Dammit, he knew he was all over the place and making zero sense.
But the reality was that he hadn’t considered how much of a mindfuck the fake dating might be for him. He didn’t like that it felt real when she wrapped her arms around him, and he didn’t like the way he felt when he kissed her; it felt like everything he wanted. And since she was, in fact, faking it in accordance with their agreement, if he acted on his feelings under the guise of faking it, that felt like lying. Or fraud.
He wanted to tell her how he felt about her and then give her time to explore her own feelings and respond accordingly. But if he told her how he felt now, would she think it was part of the game? Or a result of the game?
Or, worse, would she confuse their pretend relationship with her true feelings for him?
The best thing to do, as much as he didn’t want to, was wait until they got back to Omaha to discuss his feelings. They needed to fake date for her family like he had agreed to do, keep their hands off each other in private, and revisit what was really going on once they were wheels-down at home.
He said, “Hal, maybe—”
“You’re overthinking this, Jack.”
Something about the way she said it and the look on her face made him pause. “What do you mean?”
She looked a little bit shy but also entirely confident as she lifted her chin and said, “I really liked kissing you at the airport, and if it happens again under the guise of fake dating, I will enjoy every minute of it. But I also think sleeping in the same bed with you sounds like an absolute blast, like a grown-up platonic sleepover. We can handle it.”
He had no idea how to respond to that tempting but terrible idea, and he could smell her perfume, which somehow made everything worse.
When they had made their travel plans, he’d imagined they would behave like roommates for the weekend. In that scenario, they would be watching TV from two separate beds on opposite sides of the room and telling jokes in the dark.
But talking in the dark in the same bed? Watching TV under the same blanket? His head felt like it was going to explode when he thought about it.

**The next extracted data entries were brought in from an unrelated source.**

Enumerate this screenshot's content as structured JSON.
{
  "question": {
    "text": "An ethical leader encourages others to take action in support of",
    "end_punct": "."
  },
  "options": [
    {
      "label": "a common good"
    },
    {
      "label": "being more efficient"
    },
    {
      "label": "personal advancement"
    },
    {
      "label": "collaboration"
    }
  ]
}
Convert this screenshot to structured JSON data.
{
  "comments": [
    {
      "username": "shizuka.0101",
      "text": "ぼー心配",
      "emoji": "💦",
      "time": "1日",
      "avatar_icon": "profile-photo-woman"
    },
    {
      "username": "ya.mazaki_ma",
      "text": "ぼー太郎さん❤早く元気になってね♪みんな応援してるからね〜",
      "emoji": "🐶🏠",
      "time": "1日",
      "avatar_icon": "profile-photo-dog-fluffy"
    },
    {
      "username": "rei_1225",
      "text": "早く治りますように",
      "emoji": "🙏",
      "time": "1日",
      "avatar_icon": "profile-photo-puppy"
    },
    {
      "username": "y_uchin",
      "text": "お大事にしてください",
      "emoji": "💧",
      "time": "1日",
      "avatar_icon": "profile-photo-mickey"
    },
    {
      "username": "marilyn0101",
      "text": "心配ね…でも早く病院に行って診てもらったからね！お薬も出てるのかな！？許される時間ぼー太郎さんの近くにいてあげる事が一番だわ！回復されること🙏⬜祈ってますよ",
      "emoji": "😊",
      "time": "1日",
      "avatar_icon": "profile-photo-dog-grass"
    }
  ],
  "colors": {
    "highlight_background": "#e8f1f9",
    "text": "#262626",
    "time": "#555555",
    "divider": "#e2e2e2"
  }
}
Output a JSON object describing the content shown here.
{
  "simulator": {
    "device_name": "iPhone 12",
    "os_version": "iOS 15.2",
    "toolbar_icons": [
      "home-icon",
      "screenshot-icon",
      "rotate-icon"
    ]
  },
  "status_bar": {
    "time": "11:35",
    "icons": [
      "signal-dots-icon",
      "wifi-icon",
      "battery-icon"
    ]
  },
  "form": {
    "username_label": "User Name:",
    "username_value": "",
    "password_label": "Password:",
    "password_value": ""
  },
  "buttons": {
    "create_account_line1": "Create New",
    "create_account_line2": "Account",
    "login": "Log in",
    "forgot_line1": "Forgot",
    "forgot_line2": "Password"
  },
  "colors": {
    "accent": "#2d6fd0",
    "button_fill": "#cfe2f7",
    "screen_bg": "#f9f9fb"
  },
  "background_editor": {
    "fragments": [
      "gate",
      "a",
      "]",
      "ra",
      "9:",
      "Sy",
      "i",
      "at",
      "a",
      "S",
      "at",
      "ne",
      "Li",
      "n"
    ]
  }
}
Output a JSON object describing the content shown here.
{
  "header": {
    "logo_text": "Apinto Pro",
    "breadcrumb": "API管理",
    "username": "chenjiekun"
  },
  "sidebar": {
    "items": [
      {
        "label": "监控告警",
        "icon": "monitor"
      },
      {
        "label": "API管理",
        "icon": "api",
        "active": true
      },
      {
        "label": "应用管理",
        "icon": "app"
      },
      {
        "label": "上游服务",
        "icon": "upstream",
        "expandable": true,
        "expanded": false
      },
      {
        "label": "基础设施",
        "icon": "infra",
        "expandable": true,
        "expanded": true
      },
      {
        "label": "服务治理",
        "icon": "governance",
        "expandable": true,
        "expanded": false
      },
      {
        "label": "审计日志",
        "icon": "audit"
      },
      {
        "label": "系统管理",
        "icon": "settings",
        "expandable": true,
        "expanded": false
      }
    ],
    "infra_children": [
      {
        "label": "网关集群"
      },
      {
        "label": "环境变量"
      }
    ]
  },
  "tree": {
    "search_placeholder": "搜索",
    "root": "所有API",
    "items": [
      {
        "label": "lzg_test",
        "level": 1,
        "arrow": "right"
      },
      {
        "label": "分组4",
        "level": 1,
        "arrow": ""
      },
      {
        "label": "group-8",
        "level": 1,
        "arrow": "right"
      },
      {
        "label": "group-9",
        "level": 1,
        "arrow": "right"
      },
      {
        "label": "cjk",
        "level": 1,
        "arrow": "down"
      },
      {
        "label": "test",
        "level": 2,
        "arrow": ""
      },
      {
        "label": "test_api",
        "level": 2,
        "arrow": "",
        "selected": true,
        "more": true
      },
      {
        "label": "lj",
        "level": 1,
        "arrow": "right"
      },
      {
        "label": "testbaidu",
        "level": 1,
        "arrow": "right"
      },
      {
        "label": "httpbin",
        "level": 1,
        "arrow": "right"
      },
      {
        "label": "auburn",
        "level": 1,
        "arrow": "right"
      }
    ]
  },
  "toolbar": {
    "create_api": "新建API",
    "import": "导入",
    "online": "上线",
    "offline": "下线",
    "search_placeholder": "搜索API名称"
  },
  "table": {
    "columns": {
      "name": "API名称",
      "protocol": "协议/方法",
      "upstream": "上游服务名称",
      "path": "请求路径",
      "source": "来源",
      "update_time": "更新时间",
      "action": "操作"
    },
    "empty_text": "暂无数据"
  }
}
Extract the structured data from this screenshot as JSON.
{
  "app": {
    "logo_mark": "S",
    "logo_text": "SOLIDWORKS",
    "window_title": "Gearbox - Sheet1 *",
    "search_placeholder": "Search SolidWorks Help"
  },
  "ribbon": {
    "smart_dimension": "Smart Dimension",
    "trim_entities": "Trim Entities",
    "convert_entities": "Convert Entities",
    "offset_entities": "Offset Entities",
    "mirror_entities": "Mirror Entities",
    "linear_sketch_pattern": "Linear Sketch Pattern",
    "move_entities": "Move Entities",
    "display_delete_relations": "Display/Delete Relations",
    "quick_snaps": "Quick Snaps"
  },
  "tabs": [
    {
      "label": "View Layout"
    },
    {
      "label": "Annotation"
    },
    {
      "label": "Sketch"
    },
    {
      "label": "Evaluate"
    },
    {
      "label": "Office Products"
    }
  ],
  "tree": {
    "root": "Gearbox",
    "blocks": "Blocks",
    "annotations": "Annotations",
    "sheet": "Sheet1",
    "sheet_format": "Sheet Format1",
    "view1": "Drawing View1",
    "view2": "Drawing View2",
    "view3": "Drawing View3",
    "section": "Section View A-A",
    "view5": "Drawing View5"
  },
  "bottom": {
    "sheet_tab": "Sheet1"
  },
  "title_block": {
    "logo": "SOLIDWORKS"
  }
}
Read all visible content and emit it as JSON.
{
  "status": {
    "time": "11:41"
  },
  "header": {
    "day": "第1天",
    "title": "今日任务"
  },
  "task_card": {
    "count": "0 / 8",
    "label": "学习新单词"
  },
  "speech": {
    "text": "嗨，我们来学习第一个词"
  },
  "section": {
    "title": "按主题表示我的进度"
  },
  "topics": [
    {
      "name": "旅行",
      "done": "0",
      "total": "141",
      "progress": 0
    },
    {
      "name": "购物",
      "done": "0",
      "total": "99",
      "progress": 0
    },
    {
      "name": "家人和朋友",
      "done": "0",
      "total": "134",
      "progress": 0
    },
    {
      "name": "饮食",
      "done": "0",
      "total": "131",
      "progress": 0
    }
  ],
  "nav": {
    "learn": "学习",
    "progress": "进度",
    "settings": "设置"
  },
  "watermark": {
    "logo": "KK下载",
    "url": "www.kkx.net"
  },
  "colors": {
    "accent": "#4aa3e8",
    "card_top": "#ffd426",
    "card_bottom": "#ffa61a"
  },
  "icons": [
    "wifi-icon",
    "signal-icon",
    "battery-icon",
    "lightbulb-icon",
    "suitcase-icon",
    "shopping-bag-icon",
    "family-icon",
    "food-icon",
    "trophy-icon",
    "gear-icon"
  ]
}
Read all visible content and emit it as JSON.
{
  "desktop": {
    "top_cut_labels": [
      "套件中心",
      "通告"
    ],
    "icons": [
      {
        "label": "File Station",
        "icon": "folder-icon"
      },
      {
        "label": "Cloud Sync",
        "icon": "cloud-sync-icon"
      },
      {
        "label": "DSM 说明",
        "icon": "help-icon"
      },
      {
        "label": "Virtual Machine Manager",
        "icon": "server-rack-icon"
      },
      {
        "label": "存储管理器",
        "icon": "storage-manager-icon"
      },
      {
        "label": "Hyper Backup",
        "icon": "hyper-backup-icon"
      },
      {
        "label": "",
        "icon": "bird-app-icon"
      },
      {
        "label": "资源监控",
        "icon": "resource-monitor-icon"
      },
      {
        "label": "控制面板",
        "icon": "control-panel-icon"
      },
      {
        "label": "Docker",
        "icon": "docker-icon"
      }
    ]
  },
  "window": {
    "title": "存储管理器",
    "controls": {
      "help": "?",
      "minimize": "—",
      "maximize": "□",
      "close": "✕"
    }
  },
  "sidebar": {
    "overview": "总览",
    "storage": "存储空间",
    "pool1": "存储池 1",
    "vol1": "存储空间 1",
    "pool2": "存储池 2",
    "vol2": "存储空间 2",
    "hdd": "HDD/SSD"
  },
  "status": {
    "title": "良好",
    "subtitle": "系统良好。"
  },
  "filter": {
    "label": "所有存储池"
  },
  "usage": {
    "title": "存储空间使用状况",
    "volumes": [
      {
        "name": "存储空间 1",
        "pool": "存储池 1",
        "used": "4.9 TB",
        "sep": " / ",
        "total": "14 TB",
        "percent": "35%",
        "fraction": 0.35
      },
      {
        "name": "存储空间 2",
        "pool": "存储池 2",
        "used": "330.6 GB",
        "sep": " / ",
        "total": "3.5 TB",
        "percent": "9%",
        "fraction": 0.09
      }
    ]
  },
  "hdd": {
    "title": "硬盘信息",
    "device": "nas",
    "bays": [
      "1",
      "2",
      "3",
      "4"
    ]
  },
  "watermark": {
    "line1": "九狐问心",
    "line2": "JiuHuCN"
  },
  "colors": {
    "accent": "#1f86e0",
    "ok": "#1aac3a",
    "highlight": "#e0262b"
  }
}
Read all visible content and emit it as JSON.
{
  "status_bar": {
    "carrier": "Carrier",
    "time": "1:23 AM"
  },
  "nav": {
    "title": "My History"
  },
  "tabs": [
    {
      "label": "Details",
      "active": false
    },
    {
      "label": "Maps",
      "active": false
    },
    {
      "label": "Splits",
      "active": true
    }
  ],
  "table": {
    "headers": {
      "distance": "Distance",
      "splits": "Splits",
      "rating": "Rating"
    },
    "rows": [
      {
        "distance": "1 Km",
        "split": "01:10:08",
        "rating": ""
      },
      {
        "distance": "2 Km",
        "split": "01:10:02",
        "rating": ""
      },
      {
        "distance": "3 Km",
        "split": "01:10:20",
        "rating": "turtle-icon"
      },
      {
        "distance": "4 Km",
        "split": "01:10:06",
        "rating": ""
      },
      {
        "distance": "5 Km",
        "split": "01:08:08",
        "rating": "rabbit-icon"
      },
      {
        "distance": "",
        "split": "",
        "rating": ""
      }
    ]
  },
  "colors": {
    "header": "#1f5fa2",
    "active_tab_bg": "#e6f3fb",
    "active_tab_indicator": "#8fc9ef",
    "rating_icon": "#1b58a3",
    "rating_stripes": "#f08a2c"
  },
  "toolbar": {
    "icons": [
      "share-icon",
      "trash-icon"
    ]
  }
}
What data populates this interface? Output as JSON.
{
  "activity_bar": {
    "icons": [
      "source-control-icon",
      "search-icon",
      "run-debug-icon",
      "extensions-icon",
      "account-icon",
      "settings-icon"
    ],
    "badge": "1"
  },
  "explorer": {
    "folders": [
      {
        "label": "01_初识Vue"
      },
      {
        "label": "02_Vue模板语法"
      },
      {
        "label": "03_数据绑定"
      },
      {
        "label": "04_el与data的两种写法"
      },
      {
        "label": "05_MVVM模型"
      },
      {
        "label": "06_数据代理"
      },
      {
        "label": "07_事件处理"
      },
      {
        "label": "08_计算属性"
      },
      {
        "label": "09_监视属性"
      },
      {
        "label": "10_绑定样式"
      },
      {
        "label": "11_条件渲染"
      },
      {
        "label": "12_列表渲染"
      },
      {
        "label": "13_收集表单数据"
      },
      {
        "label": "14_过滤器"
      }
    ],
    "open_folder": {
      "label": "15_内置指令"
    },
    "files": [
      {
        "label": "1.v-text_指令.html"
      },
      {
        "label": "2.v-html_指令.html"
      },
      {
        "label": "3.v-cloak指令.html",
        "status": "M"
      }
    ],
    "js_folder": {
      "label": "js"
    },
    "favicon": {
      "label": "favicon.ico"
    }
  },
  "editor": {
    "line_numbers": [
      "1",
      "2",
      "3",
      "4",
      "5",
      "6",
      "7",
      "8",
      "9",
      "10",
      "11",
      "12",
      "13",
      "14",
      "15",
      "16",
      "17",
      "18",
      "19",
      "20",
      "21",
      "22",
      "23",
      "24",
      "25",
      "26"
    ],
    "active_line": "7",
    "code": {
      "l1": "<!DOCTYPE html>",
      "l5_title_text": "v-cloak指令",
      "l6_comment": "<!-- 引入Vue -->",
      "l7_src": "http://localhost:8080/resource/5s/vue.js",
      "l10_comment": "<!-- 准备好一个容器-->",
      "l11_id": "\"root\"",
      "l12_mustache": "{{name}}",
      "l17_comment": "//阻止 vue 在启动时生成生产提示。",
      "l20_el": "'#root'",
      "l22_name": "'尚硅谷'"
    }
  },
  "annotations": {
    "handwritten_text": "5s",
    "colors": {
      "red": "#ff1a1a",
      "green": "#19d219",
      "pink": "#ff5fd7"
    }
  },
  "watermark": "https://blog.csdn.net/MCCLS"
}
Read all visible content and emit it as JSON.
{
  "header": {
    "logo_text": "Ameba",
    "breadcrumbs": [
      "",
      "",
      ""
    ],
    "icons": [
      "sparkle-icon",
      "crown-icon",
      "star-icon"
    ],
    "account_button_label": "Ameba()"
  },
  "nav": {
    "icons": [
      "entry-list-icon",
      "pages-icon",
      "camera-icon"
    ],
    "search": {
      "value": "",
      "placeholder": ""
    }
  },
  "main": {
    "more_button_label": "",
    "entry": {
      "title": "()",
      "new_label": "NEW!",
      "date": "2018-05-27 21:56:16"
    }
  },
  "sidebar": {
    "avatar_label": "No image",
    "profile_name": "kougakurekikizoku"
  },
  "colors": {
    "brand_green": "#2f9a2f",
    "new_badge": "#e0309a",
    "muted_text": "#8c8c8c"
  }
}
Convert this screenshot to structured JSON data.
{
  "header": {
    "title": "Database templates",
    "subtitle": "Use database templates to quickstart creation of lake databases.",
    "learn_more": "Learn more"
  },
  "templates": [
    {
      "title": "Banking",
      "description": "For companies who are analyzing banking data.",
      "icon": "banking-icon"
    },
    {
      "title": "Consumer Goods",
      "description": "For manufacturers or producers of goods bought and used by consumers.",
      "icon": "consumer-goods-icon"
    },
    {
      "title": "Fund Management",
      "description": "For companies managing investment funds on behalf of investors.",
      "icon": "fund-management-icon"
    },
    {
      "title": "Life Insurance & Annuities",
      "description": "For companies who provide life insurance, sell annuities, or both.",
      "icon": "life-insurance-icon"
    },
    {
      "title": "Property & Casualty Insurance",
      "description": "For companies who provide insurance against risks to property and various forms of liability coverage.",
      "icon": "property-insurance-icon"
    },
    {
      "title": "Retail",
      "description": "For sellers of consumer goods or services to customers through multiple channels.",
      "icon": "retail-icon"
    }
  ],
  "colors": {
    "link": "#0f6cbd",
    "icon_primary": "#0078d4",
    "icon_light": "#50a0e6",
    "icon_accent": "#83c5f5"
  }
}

She said, “The minute we cross the security line back home, we can return to being friends who are each respectively searching for their soul mates.”
He turned his head to the side and cracked his neck again, suddenly stiff as hell. “Well, I don’t think—”
“Tell me one good reason why we can’t make this work.”
He had a very good reason, but not one he felt like sharing until they were home. He let out his breath and said, “Fine. We’ll stay in this room, but if you touch me, I swear to God I’m screaming.”
Hallie
Was it weird that she found this side of him adorable? Teasing, hilarious Jack was being uncharacteristically uptight and genuinely worried about jeopardizing their friendship.
He was sweet under all that Jack.
She really didn’t want him to be uncomfortable, though, so she asked him, “Are we good?”